日本のブラックマスコミの異常さは小沢事件ですっかり経験しているが、STAP事件のピークとしての笹井自殺事件によって決定的な認識レベルに達したと言える。それはやはりノーベル賞候補者の死というものがさせているのである。笹井博士の死はSTAP事件に幕を下ろしたような感じがある。死を前に物をしゃべっていた人間がしゃべれなくなった。みんな黙ってしまった。笹井博士の死は巨大な影響があったのである。

その影響とはただ皆に無言を強いただけの事であろうか。本当の影響はもっと違う所に出るのではないか。それこそがブラックマスコミの空気の問題ではないか。目に見えなかった問題に気付かせるという影響ではないか。ブラックマスコミ問題の根源に光を当てたのではないか。ノーベル賞候補者を死に追い込むブラックマスコミの異常さ。小沢事件とも異なるアングルを与える笹井博士自殺事件である、

笹井芳樹博士は小保方会見から1週間後の自らの会見で、理研管理職としての立場と、純粋に科学者としての立場から2つの異なる考えを表していた。論文の撤回には同意していた。しかし、STAP現象には本心では確信を持っていたようだった。論文撤回は管理職としての自らへの強制があったのである。しかし、科学者としての純粋な思いはその事で萎む事はなかった。笹井博士は2つの思いの間で揺れ続け、終局的に科学者の思いを取った。科学者の思いが現実への妥協を許さなかったのだ。そういう科学者だったからこそノーベル賞候補者にまでなったのだろう。
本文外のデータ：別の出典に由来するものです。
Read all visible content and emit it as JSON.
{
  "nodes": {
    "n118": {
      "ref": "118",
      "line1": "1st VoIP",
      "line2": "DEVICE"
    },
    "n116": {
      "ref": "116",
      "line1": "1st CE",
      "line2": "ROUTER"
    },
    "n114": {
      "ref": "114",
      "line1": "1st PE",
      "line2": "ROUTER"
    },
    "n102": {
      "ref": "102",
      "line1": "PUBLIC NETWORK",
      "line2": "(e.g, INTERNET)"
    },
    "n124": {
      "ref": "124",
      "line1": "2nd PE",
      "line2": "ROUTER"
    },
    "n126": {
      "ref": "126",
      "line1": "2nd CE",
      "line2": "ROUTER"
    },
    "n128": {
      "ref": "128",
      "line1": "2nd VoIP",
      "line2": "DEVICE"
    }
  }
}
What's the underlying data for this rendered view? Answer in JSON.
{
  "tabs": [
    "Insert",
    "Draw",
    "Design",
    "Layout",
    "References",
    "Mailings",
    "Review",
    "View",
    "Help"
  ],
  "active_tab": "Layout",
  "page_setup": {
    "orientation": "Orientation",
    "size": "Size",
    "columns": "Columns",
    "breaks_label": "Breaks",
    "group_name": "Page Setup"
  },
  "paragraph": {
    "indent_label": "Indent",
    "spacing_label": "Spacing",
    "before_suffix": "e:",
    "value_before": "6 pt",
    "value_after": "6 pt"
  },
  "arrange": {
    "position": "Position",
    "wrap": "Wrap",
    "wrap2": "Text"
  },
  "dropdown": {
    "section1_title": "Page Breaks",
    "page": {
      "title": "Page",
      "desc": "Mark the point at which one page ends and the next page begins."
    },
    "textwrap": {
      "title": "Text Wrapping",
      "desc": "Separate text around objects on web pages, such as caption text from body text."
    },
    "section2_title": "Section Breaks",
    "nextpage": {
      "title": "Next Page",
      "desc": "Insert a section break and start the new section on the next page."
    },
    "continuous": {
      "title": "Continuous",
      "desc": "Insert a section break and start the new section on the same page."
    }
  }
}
笹井氏が打ち立てた名声をも上回る負の力が笹井氏を襲った。笹井氏もそれが何か見えなかっただろう。見えていれば対処のしようもある。見えない力で追い込まれた時、人は死への扉を開ける。ブラックマスコミの見えない空気が笹井氏を死に追いやった。現実的対応を笹井氏に許さなかった科学者の純粋な思い。笹井氏は科学に殉教したのである。ブラックマスコミが笹井氏を殉教に導いたのだ。

ノーベル賞候補者の死がブラックマスコミの深奥の闇に光を当てた。